With a monolith, your application state is binary. With just 3 microservices, you now have 8 potential application states (2^n). Understanding your application becomes exponentially more complicated in a microservices world. This leads to hours of unnecessary DevOps work.

The Downsides

So what do we lose out on by avoiding microservices? The typical arguments for microservices are:

  • Independent scalability
  • Fault tolerance
  • Better DX/SDLC for the individual service

Why are these worth trading off for? Independent scalability and fault tolerance require you to have a sufficiently correct understanding of your domain boundaries in order to be useful. There are some cases where you may already have a deep understanding (e.g. re-implementing a system you’ve built before) but in most cases, the correct set of service boundaries is an emergent property that results from continually building and deepening your knowledge over time.

The Upsides

What are the benefits of starting with a monolith? It boils down to one thing: simplicity.

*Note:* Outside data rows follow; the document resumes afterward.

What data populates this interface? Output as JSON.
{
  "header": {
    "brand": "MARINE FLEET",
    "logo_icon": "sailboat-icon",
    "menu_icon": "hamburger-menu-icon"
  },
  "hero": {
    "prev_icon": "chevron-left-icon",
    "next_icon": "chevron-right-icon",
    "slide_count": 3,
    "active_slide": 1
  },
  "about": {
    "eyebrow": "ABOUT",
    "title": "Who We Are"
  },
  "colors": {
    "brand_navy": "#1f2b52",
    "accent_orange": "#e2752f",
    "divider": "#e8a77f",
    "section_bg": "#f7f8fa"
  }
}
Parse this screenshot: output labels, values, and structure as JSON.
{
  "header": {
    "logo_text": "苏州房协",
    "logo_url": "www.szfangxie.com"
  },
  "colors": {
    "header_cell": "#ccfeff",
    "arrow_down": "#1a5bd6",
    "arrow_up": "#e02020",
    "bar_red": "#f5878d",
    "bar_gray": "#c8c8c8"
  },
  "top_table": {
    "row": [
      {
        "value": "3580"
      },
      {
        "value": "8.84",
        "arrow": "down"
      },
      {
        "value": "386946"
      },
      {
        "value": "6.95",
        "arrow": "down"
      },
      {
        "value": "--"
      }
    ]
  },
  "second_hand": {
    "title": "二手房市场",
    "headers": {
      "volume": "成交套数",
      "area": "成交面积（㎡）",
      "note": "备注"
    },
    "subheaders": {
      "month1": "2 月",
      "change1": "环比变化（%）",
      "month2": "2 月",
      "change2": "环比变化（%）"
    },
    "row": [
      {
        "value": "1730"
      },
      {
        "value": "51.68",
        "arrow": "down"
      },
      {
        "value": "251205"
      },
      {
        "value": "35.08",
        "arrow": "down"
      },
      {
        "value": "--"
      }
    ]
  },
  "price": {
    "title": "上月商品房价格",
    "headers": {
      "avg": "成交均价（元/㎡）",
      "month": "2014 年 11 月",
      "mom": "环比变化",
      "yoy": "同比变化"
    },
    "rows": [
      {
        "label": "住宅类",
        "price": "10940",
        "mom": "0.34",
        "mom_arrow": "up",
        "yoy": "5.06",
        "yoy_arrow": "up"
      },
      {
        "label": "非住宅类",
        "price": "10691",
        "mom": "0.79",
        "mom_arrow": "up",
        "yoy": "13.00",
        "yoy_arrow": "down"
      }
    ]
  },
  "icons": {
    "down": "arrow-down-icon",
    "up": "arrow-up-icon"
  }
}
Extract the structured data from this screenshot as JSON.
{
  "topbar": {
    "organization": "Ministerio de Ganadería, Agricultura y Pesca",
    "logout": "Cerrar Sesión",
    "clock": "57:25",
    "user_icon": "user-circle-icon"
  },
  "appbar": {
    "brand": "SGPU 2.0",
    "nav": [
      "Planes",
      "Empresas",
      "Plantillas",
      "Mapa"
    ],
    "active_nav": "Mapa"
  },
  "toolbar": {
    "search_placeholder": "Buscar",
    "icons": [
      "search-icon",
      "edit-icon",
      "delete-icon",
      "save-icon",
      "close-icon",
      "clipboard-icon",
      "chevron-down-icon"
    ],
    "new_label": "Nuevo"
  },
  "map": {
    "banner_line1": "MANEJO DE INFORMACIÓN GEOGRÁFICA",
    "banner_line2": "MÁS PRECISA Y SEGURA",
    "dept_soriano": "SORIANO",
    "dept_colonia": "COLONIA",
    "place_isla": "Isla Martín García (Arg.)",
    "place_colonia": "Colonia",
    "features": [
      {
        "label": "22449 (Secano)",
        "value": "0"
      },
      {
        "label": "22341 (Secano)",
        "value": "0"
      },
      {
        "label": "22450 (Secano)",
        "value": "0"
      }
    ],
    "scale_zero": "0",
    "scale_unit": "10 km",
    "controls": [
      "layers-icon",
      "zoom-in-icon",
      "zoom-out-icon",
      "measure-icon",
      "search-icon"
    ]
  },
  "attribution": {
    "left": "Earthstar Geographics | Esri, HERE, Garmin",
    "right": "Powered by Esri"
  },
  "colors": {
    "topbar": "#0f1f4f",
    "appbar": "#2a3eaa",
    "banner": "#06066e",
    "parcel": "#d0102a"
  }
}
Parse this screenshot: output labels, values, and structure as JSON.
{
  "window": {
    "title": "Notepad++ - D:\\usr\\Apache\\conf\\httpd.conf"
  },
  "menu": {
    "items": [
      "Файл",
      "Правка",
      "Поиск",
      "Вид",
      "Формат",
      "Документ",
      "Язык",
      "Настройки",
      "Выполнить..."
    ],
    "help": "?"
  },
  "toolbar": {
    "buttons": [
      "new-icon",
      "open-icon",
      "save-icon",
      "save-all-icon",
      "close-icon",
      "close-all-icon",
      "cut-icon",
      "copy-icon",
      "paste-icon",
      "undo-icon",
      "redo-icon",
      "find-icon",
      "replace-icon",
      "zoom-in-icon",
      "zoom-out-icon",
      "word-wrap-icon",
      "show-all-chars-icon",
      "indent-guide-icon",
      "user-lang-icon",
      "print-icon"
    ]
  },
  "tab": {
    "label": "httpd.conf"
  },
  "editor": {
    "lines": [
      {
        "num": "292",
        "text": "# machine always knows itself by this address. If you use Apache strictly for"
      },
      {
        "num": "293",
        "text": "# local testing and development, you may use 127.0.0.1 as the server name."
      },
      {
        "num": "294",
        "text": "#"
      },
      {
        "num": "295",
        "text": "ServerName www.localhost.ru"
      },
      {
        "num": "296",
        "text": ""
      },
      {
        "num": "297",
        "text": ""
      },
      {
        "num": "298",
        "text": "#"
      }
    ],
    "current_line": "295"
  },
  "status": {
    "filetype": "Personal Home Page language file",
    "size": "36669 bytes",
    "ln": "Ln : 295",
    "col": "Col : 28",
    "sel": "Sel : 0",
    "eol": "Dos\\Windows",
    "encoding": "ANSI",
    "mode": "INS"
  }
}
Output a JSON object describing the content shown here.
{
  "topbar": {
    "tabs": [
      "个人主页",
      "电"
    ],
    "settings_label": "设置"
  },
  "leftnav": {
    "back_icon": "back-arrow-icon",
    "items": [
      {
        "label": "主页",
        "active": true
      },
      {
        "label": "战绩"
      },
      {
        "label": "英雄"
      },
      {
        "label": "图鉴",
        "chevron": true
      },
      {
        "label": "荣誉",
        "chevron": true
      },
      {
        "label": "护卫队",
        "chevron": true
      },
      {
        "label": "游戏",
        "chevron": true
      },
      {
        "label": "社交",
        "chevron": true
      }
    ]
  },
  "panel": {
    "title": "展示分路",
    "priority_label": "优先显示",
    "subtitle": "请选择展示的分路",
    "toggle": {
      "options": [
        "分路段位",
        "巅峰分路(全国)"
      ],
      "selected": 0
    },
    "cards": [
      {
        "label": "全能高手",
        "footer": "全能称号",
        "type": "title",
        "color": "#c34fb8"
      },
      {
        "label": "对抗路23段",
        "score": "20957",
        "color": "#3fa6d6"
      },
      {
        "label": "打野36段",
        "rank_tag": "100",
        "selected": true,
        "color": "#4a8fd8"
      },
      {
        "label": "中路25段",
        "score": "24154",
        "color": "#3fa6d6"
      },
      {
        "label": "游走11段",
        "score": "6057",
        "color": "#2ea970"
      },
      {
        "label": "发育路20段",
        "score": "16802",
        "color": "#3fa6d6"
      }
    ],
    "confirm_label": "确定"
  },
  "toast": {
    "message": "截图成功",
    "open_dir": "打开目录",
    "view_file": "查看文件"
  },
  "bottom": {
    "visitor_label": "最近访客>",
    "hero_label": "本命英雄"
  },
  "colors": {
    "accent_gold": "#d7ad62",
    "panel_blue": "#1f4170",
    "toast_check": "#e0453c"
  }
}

  • Deployments are straightforward
  • Rollbacks are straightforward
  • Writing tests across your application is easy
  • Refactoring or restructuring code is easy
  • Everything is easy to find

All of the above leads to minimal friction. New contributors can quickly jump into the codebase and understand how things work right away.

Solving for the future before you experience it is typically a mistake. You don’t know what you don’t know, and microservices magnify this fact.

Don’t solve for problems you don’t yet have, as it might prevent you from ever having them.